In object-speak, the trade is an object. It has data, such who dealt it, who with, when, when it matures, and so on, and it has methods, principally, calculating its worth (net present value). Once the trade is executed, then the information required of it will mostly be related to calculating its value in various circumstances. Examples of this are calculating the risk numbers (delta, gamma, vega, theta, etc.), or calculating the VAR (where we value the trade with historical rate values).

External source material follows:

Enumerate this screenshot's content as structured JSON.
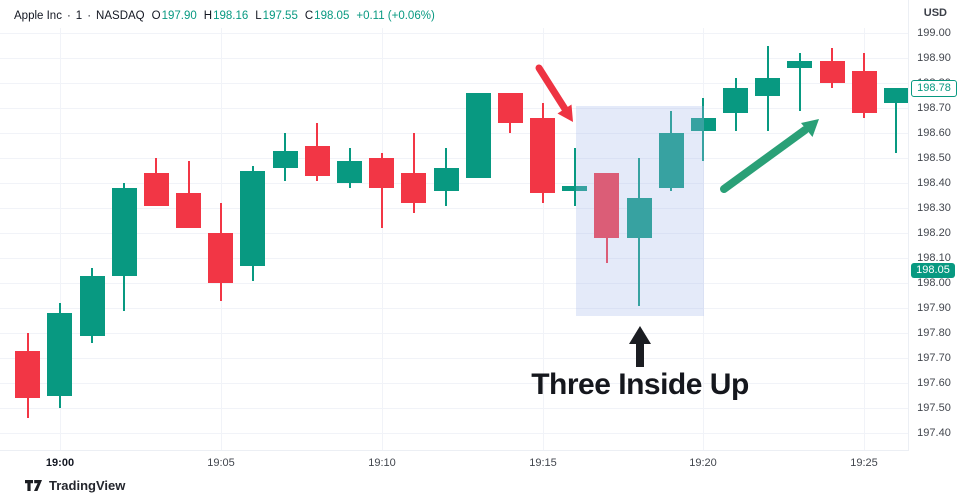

Although some of the deals executed by the derivatives desk of major investment banks have a complexity that falls little short of mind-mangling, the questions that need to be asked of each of these by the bookrunners are always the same, and extremely simple, principally, what is the deal worth and what is the exposure to market rates. This is a classic application of object-oriented technology as the simple questions can be methods in a generic trade object, whose answers are provided by derived classes appropriate to each specific trade type. If these are further implemented using CORBA or OLE, then objects can be distributed. Here, in outline, is a scheme that implements these concepts:

A scheme like this should greatly simplify the process of adding new trade types to the system. The work involved should be just creating the sub-classed Valuee methods, plus designing database tables, with the appropriate Save and Retrieve methods, and the risk-management of the trade is possible. Unlike the blotter and portfolio browser, which handle trades on at the level of the classes shown here, the trade pricing screens for new trades would be designed with the specific trade type in mind. There is no alternative to this, because details of the trade cannot be ignored at this level.